İnsanlık tarihindeki sosyal birliktelikler, ne zaman ortaya çıktı tam olarak bilinmiyor, her gün değişiyor. Göbeklitepe mi yoksa Çatalhöyük mü bilmiyorum ama insan için bence en kötü ortaklıklardan biri bu ilişkinin, yapının başlaması.

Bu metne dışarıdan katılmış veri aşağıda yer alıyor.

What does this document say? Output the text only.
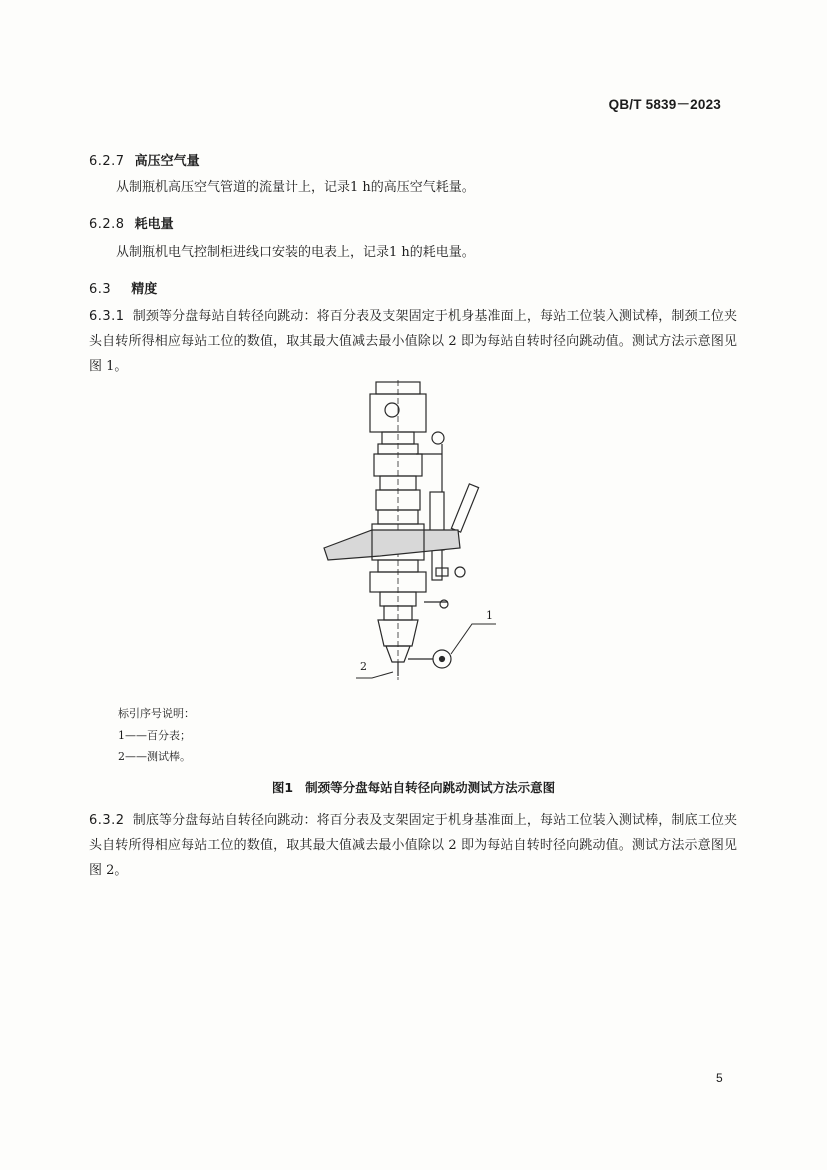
QB/T 5839－2023
6.2.7 高压空气量
从制瓶机高压空气管道的流量计上，记录1 h的高压空气耗量。
6.2.8 耗电量
从制瓶机电气控制柜进线口安装的电表上，记录1 h的耗电量。
6.3 精度
6.3.1 制颈等分盘每站自转径向跳动：将百分表及支架固定于机身基准面上，每站工位装入测试棒，制颈工位夹头自转所得相应每站工位的数值，取其最大值减去最小值除以 2 即为每站自转时径向跳动值。测试方法示意图见图 1。
1
2
标引序号说明：
1——百分表；
2——测试棒。
图1 制颈等分盘每站自转径向跳动测试方法示意图
6.3.2 制底等分盘每站自转径向跳动：将百分表及支架固定于机身基准面上，每站工位装入测试棒，制底工位夹头自转所得相应每站工位的数值，取其最大值减去最小值除以 2 即为每站自转时径向跳动值。测试方法示意图见图 2。
5
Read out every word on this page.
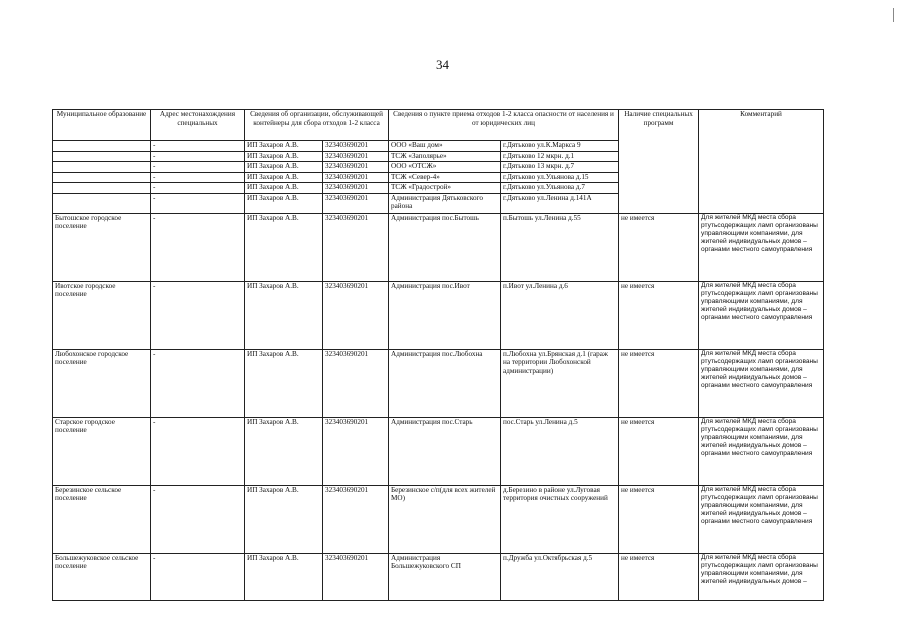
34
Муниципальное образование	Адрес местонахождения специальных	Сведения об организации, обслуживающей контейнеры для сбора отходов 1-2 класса		Сведения о пункте приема отходов 1-2 класса опасности от населения и от юридических лиц		Наличие специальных программ	Комментарий
	-	ИП Захаров А.В.	323403690201	ООО «Ваш дом»	г.Дятьково ул.К.Маркса 9		
	-	ИП Захаров А.В.	323403690201	ТСЖ «Заполярье»	г.Дятьково 12 мкрн. д.1		
	-	ИП Захаров А.В.	323403690201	ООО «ОТСЖ»	г.Дятьково 13 мкрн. д.7		
	-	ИП Захаров А.В.	323403690201	ТСЖ «Север-4»	г.Дятьково ул.Ульянова д.15		
	-	ИП Захаров А.В.	323403690201	ТСЖ «Градострой»	г.Дятьково ул.Ульянова д.7		
	-	ИП Захаров А.В.	323403690201	Администрация Дятьковского района	г.Дятьково ул.Ленина д.141А		
Бытошское городское поселение	-	ИП Захаров А.В.	323403690201	Администрация пос.Бытошь	п.Бытошь ул.Ленина д.55	не имеется	Для жителей МКД места сбора ртутьсодержащих ламп организованы управляющими компаниями, для жителей индивидуальных домов – органами местного самоуправления
Ивотское городское поселение	-	ИП Захаров А.В.	323403690201	Администрация пос.Ивот	п.Ивот ул.Ленина д.6	не имеется	Для жителей МКД места сбора ртутьсодержащих ламп организованы управляющими компаниями, для жителей индивидуальных домов – органами местного самоуправления
Любохонское городское поселение	-	ИП Захаров А.В.	323403690201	Администрация пос.Любохна	п.Любохна ул.Брянская д.1 (гараж на территории Любохонской администрации)	не имеется	Для жителей МКД места сбора ртутьсодержащих ламп организованы управляющими компаниями, для жителей индивидуальных домов – органами местного самоуправления
Старское городское поселение	-	ИП Захаров А.В.	323403690201	Администрация пос.Старь	пос.Старь ул.Ленина д.5	не имеется	Для жителей МКД места сбора ртутьсодержащих ламп организованы управляющими компаниями, для жителей индивидуальных домов – органами местного самоуправления
Березинское сельское поселение	-	ИП Захаров А.В.	323403690201	Березинское с/п(для всех жителей МО)	д.Березино в районе ул.Луговая территория очистных сооружений	не имеется	Для жителей МКД места сбора ртутьсодержащих ламп организованы управляющими компаниями, для жителей индивидуальных домов – органами местного самоуправления
Большежуковское сельское поселение	-	ИП Захаров А.В.	323403690201	Администрация Большежуковского СП	п.Дружба ул.Октябрьская д.5	не имеется	Для жителей МКД места сбора ртутьсодержащих ламп организованы управляющими компаниями, для жителей индивидуальных домов –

Evet, insanın insanla olan birlikteliğinin temeli, beraber üretmek üzerine olan ilişkisinin başlaması, insanın başına gelebilecek en kötü fenomeni başlattı. Toplumsal yaşam çok mantıklı geliyor insana. Herkesin bir görevi var. Kişi elinden geleni, dürüst sıfatını taşıyarak yaptığı sürece hayatın onun için harika gideceğine inanıyor. Konfor alanını genişletmek, daha rahat yaşamak istiyor. Ama insanın en sinsi tarafı istiyor bunu. Egosu davet ediyor onu, sosyal hayata.
Sormak istediğim bir şey var; harika gitmesi demek, konfor alanının ne kadar artırdığı ya da ne kadar zengin olduğunla mı ilişkili? Sonsuz maddiyat seni mutlu edecek mi?
Her gün güneşle beraber mutlu mu uyanacaksın?
Ya da kendini geceye bırakıp uyurken asıl amacın olan huzura sarılacak mısın?
İnsan maalesef tarih boyunca egosuna yenildi. Sayısız sistemyıkan (metabreaker) olaylar ya da teknolojik devrimler olsa da her seferinde bu yapıcı devrimi kendi egosu uğruna eğip, büküp kendi istediği gibi şekillendirdi. Başta 3-5(!) kişinin oluşturduğu toplum sayısı arttıkça bu sinsi kurgu artık bir sarmala dönüştü ve içinden çıkılamaz bir hal aldı. Tepede olan ezdi. Bir saniye dahi şüphe etmeden. En doğrusu, tek doğrusu ezmekmiş gibi.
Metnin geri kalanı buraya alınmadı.